Política


Líder do governo na Alese, Zezinho Sobral diz que oposição ‘queria perder para fortalecer seu discurso’ na votação das taxas


Publicado 29 de dezembro de 2020 às 08:00     Por Eduardo Costa     Foto Jadilson Simões/Rede Alese

Líder do governo do Estado na Assembleia Legislativa do Estado de Sergipe (Alese), o deputado estadual Zezinho Sobral (Podemos) criticou a oposição após as votações desta segunda-feira (28). Na sessão final de 2020, dentre outros assuntos, foi aprovado o aumento de taxas de serviços prestados pelo Departamento Estadual de Trânsito de Sergipe (Detran-SE) relativos à Carteira Nacional de Habilitação (CNH).

Em entrevista à rádio Rio FM na manhã desta terça (29), Zezinho afirmou que a oposição perdeu de forma programada para valorizar seu discurso. Ele citou uma das emendas aprovadas, que cria uma taxa de R$ 0,31 ao Estado pela entrada e saída de notas fiscais na Secretaria de Estado da Fazenda (Sefaz). Tal emenda foi publicamente criticada pela Federação das Câmaras de Dirigentes Lojistas (FCDL).

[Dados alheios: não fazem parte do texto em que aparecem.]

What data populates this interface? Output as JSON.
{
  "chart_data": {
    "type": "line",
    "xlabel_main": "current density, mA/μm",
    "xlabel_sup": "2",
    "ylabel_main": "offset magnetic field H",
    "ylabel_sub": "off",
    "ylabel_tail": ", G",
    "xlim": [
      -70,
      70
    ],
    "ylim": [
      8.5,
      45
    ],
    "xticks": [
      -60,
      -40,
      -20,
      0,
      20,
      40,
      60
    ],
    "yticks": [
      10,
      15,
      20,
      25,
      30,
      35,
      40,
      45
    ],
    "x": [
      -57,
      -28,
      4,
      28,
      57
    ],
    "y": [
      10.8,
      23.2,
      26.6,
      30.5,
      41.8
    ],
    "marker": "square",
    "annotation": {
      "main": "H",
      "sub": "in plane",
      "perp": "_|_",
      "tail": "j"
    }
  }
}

“Foi uma vitória programada. A oposição queria perder, porque perder fortaleceria seu discurso. Não queria entendimento. Apresentamos uma emenda ontem assinada por 15 deputados, e dois deles foram a favor da emenda, mas votaram contra no projeto. Ou seja, só queriam posar na foto para dizerem que a emenda era boa. É fácil construir o argumento para dizer que aquilo é contrário, e às vezes ele existe”, afirmou Zezinho.

“Dezenove entidades da sociedade estavam envolvidas no contexto. Deputados estão sendo achincalhados pelo bloco de oposição, que diz que eles estão prejudicando as pessoas. Mas eles não assinaram a emenda. Alguns até assinaram, mas votaram contra no projeto. Onde está a coerência? A taxa do Detran precisava de equilíbrio, e a oposição sabe disso”, acrescentou.

Zezinho Sobral ainda defendeu novamente a aprovação dos projetos, afirmando que ele traz benefícios às empresas. Ele fez referência ao texto aprovado que isentou taxas do Corpo de Bombeiros para fundações, partidos políticos e templos de qualquer culto.

“Tenho a consciência de que fiz uma boa defesa e reduzimos as taxas. Não houve perdão de dívida algum, apenas um reconhecimento dessas entidades pelo nosso trabalho. No dia em que eu estiver envergonhado de um partido político ou da política, deixo meu cargo na hora”, completou.